Before there was any notion of Ireland there was this — the idea
that large groups of people owed each other allegiance through a shared
identity which naturally came to be known through a name. This would have
usually, I suppose, gone hand-in-hand with a geographical allegiance but
this would not have extended far. It would have been a small badge of
identity and one that can still be seen now in Ireland’s townlands.
These names, given to often very small areas of land, are what constitute
rural addresses in most parts of Ireland. Each field and hill and lane
and valley lies within some kind of townland. Within that of course there
is another strata of identity whereby individual fields have names, origins
of which may be lost but linger on even though individual ownership of
fields may have changed many times.
These particular levels of identity are under great threat of disappearing
of course. Cleary’s field may well now be part of the new housing
estate Chestnut Avenue. The townland, our government tells us, should
be buttressed with a postcode. That way our post, which always gets to
us through a combination of co-operation and intimate local knowledge,
will be delivered more efficiently. It will be delivered, to use the deadening
language of our age, according to international best practice.

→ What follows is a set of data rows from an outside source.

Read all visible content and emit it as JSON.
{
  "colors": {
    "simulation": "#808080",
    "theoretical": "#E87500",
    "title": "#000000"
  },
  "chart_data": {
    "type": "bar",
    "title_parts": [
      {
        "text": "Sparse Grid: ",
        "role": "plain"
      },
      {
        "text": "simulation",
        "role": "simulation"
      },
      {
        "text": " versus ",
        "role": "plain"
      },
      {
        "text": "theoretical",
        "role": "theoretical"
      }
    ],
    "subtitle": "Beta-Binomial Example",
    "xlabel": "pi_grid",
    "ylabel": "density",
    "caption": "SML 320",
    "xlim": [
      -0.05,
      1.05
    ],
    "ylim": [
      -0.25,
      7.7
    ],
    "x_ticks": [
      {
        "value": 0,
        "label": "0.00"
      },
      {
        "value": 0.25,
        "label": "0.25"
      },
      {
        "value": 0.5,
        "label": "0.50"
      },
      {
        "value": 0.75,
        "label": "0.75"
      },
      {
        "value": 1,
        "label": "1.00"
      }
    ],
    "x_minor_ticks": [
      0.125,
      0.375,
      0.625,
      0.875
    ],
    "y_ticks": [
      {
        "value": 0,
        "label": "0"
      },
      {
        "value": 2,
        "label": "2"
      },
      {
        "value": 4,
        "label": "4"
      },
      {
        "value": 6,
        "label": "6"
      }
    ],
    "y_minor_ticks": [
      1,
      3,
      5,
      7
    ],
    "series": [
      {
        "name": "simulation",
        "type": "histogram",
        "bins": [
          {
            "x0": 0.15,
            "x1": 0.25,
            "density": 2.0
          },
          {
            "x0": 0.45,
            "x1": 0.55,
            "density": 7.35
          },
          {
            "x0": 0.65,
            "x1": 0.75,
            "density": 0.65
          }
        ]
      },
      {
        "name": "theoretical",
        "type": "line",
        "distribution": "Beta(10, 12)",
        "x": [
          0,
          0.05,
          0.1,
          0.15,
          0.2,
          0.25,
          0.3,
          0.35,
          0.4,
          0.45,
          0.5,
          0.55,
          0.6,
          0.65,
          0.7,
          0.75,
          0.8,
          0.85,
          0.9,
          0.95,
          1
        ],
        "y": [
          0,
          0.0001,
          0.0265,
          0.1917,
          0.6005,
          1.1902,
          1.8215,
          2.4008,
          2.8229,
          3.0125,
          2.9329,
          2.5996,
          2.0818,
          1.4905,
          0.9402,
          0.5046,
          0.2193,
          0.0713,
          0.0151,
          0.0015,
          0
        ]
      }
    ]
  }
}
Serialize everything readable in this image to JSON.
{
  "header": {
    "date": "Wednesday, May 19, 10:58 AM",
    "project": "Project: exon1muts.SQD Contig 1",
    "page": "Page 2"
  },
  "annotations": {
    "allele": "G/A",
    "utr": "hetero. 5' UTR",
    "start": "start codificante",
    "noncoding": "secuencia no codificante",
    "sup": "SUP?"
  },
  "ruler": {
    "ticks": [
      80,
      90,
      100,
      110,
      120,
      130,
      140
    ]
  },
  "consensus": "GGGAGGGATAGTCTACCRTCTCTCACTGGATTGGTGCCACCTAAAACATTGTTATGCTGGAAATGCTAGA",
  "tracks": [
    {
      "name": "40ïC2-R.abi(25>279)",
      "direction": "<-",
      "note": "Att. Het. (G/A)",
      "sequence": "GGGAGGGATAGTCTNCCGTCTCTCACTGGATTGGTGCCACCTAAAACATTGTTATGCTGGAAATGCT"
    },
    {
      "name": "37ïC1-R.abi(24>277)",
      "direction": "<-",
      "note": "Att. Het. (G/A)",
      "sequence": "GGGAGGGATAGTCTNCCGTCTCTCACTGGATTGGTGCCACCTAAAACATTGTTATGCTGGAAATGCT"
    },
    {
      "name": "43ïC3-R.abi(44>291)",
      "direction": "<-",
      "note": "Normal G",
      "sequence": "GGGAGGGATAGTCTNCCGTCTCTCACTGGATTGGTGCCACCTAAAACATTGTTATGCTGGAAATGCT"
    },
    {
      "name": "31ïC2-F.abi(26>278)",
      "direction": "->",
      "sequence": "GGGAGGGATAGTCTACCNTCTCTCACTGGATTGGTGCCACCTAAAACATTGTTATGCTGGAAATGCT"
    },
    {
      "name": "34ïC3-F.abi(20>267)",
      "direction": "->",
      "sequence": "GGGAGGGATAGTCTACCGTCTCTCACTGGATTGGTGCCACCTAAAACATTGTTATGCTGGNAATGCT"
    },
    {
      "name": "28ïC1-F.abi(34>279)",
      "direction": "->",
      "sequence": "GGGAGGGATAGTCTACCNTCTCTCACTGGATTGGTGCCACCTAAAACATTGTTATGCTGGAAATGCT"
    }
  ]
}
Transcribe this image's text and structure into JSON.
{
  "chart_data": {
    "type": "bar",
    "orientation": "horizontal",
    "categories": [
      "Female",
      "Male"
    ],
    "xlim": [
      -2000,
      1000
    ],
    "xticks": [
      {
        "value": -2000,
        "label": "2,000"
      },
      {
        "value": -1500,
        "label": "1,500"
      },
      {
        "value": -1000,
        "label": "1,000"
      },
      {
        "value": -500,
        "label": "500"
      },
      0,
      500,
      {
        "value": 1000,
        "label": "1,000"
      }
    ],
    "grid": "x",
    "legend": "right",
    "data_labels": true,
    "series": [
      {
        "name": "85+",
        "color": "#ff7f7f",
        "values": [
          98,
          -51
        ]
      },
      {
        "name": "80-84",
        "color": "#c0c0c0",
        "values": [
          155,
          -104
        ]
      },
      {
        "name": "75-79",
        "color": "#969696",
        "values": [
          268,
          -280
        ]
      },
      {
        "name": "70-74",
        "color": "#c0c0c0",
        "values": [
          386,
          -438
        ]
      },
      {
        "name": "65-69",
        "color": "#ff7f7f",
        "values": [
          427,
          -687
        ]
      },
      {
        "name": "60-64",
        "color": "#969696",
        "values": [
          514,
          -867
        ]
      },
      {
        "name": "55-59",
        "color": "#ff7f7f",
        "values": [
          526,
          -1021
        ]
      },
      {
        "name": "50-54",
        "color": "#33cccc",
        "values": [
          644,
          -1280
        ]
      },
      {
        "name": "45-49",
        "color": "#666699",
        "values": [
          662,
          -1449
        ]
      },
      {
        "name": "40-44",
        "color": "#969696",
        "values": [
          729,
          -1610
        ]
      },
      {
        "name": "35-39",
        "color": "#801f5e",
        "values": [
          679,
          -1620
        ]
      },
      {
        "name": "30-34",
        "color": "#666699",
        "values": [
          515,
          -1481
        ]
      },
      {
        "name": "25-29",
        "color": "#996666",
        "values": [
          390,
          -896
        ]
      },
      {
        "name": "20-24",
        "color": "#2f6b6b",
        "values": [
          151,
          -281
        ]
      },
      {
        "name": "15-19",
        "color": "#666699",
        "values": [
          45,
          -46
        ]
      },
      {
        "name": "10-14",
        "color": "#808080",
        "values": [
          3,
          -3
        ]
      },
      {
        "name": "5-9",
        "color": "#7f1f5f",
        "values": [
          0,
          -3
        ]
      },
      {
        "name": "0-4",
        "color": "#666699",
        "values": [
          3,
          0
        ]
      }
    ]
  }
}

As if how they do small, everyday things in the USA had anything to do
with how they do it in Co. Clare. As if how they do small, everyday things
in Co. Cork had anything to do with how they do it in Finland.
Then there is of course the very strong identity amongst the Irish of
county allegiance. As the
t-shirts say down here, Irish by birth, Cork by the grace of God. Ireland’s
still strong rural backbone means that county rather than city allegiance
remains very strong. As in its parish-based, townland-encompassing clubs
the GAA is one of the best exponents of this.
The All-Ireland Championships pits county against county the way England’s
football leagues pit city against city. That is the result of two different
histories — of an industrial revolution versus an agrarian society.
It is the result of different identities and of a different evolution
of identity.
National identity comes after that and, certainly compared to names and
townlands, is a much more recent development. In many ways anyway, it
could be argued, national identity is imposed far more than the smaller
identities. It is far more of a political composite than the others or
far more something that others call us rather than we call ourselves.
An Irishman in England does not walk down the street every day thinking
I am Irish but every one he meets, that he talks to, thinks at some level,
he is Irish. And his mind does not drift back to grand ideas about Ireland
and his nation but to memories and recollections of his family and his
townland and his lanes and his home.
A lot of Irish people are Irish when they watch international sports and
watch Ireland playing soccer or rugby. But when they file in to Croke
Park to watch hurling, that king of sports, or football they are Kilkenny
men or Galway women. Identity is fluid isn’t it? Always changing.
Many second-generation Irish might testify to this in that their identity
includes both that of the land of their parents’ birth and that
of their own. They are Irish yet from Birmingham not Roscommon, from Manchester
not Meath, from London not Limerick.
There is no contradiction in this. It makes perfect sense both emotionally
and historically. It has the ring of truth about it. I have always felt
myself to be Irish due to my family and my upbringing. I have never once
considered myself to be English even though I was born and bred there.
But I am from Birmingham. I am from an English city.
My childhood was spent within hearing distance of Birmingham City’s
football ground and that is part of my identity. In that way, by following
that team, I connect with and salute my past and my upbringing even though
I have only visited that city a handful of times in the last 10 years,
even though the corruption of cash makes it a game far removed from the
one I grew up with.
With identity being such a moveable feast it seems strange then that the
second-generation badge is one so mocked and so questioned. Indeed it
would quite clearly take a large amount of psychological dislocation for
someone to subsume it. Surely we do so at our peril.